Perspektif

Lawan Kriminalisasi! Rebut Demokrasi!

Stand PropagandaBulan Mei besok kita merayakan momen-momen penting dalam perjuangan kelas buruh dan rakyat di Indonesia maupun dunia. Antara lain; Hari Buruh Sedunia, Hari Pendidikan, Hari Marsinah: Pahlawan Buruh Indonesia, Tragedi Mei 1998, Hari Internasional Melawan Homofobia serta Kejatuhan Soeharto.

Seratus tiga puluh tahun yang lalu, ratusan ribu buruh di seantero Amerika Serikat melancarkan demonstrasi damai. Aksi dimulai pada tanggal 1 Mei dimana mereka menuntut dilaksanakannya 8 jam kerja. Di Chicago, aksi tersebut dihadapi dengan penembakan yang dilakukan oleh polisi dan menewaskan 6 orang buruh.
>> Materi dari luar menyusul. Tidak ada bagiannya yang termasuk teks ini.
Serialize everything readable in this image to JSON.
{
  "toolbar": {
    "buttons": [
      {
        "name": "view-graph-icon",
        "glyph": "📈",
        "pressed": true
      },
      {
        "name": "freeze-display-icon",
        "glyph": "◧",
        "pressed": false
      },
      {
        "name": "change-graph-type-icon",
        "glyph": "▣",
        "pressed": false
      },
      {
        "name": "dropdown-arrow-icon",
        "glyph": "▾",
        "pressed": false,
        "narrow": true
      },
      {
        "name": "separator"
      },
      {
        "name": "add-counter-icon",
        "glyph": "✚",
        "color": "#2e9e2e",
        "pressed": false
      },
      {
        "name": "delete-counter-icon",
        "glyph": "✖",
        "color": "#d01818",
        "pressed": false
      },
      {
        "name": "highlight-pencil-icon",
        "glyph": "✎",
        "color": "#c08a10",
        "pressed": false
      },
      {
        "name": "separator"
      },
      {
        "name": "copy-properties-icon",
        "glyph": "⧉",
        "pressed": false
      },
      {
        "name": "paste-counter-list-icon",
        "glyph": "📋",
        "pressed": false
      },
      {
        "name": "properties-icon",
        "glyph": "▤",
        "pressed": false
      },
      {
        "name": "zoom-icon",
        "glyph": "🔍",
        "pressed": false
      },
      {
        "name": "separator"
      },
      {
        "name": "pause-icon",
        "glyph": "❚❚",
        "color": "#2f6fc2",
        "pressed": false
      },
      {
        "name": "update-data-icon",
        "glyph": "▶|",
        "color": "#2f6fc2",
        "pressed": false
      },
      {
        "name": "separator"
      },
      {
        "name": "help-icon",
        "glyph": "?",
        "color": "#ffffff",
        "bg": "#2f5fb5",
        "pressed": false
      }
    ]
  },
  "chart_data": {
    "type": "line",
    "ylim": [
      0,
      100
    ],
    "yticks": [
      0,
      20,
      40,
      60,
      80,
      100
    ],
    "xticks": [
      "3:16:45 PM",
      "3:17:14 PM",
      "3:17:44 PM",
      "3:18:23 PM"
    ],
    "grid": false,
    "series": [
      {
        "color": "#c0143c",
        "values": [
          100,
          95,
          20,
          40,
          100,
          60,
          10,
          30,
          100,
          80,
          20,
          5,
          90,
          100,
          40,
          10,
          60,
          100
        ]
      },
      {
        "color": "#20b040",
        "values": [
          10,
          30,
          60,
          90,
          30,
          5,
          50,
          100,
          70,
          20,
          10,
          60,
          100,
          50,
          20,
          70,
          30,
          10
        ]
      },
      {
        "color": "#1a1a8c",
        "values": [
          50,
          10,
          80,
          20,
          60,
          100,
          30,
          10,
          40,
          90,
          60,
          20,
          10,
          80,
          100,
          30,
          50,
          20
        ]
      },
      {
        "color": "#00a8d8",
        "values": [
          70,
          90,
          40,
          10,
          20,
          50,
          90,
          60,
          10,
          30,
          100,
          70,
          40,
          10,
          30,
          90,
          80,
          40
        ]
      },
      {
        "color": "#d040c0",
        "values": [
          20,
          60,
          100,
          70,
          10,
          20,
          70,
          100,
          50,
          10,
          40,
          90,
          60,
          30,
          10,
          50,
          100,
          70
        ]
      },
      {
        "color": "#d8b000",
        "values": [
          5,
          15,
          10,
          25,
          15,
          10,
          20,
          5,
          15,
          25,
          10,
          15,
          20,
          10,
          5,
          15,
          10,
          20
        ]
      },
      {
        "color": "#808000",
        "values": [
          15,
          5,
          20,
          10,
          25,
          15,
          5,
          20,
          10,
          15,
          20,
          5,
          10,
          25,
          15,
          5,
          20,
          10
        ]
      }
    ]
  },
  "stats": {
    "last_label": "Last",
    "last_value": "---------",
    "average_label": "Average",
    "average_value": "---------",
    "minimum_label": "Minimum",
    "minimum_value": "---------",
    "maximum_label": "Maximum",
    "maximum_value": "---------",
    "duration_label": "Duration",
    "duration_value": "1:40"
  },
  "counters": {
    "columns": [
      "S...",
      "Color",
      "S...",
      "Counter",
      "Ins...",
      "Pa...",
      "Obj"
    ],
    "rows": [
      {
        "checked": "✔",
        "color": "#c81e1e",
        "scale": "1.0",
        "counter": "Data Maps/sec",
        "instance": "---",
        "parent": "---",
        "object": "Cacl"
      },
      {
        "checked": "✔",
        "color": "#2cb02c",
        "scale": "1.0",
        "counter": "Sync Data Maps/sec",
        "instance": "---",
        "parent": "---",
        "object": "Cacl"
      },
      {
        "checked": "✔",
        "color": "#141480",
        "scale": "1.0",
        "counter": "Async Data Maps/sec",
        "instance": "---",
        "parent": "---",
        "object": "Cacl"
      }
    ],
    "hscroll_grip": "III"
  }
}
Pada tanggal 4 Mei 1886, ribuan buruh di Chicago melancarkan demonstrasi menentang represi polisi. Mereka dihadang oleh polisi dan sebuah bom meledak dan menewaskan 7 orang polisi. Polisi melepaskan tembakan ke arah buruh.

Delapan orang ditangkap dan dituduh memprovokasi kerusuhan dan melakukan pembunuhan. Para pemilik modal serta pemerintah bersepakat untuk melancarkan kampanye hitam untuk menyerang aksi buruh. Setiap koran dipenuhi dengan tuduhan-tuduhan kepada aksi buruh. Kantor-kantor organisasi buruh dan rumah-rumah aktivis buruh diserbu dan digeledah oleh polisi, bahkan tanpa surat penggeledahan. Demikian pula tempat-tempat pertemuan dan usaha buruh diobrak-abrik.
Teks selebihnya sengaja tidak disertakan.